Podgorica Attractions
Things to See in Podgorica
Attractions in Podgorica cover the Sahat Kula clock tower, Stara Varos lanes, the Cathedral of the Resurrection, museums, monuments and Gorica Hill.
Attractions in Podgorica fall into two registers. The Stara Varos quarter on the east bank of the Moraca carries the older layer, the seventeenth-century Sahat Kula clock tower at its centre, the small Ribnica fortress remains, the Hadzi-Pasina Mosque still in use on the southern edge, and a network of stone lanes around Skaline that survived the heavy bombing of 1944 better than the modern centre across the river. Crossing the Millennium Bridge into the centre brings the larger civic set: the Cathedral of the Resurrection of Christ with its frescoed dome, King Nikola's Park, the Independence Monument on Slobode Avenue, the Vladimir Vysotsky statue at the river bend and the Centre of Contemporary Art at Krusevac.

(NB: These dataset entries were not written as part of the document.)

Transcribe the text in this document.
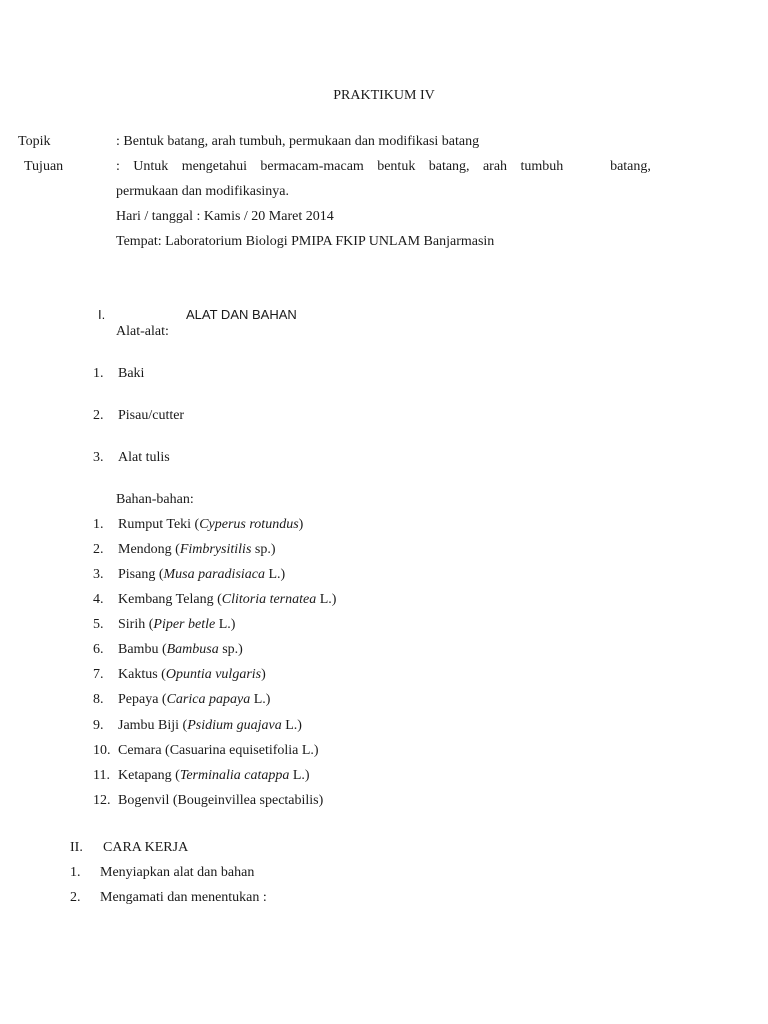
PRAKTIKUM IV
Topik	: Bentuk batang, arah tumbuh, permukaan dan modifikasi batang
Tujuan	: Untuk mengetahui bermacam-macam bentuk batang, arah tumbuh	batang,
permukaan dan modifikasinya.
Hari / tanggal : Kamis / 20 Maret 2014
Tempat: Laboratorium Biologi PMIPA FKIP UNLAM Banjarmasin
I.	ALAT DAN BAHAN
Alat-alat:
1. Baki
2. Pisau/cutter
3. Alat tulis
Bahan-bahan:
1. Rumput Teki (Cyperus rotundus)
2. Mendong (Fimbrysitilis sp.)
3. Pisang (Musa paradisiaca L.)
4. Kembang Telang (Clitoria ternatea L.)
5. Sirih (Piper betle L.)
6. Bambu (Bambusa sp.)
7. Kaktus (Opuntia vulgaris)
8. Pepaya (Carica papaya L.)
9. Jambu Biji (Psidium guajava L.)
10. Cemara (Casuarina equisetifolia L.)
11. Ketapang (Terminalia catappa L.)
12. Bogenvil (Bougeinvillea spectabilis)
II. CARA KERJA
1. Menyiapkan alat dan bahan
2. Mengamati dan menentukan :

Most attractions are free at the door or charge a token one to three euros. The cathedral, the Sahat Kula and the parks have no entry; the city's history and natural-history museums sit at one to two euros a head. Gorica Hill rises on the western edge with looped trails through pine and oak and the small fifteenth-century Saint George's Church near the upper viewpoint, a thirty-five-minute climb from the Cetinjski Put trailhead. Most sights are walkable from the centre in under twenty minutes, with the cathedral, the Sahat Kula and the Vysotsky statue forming a single one-hour route across the Moraca.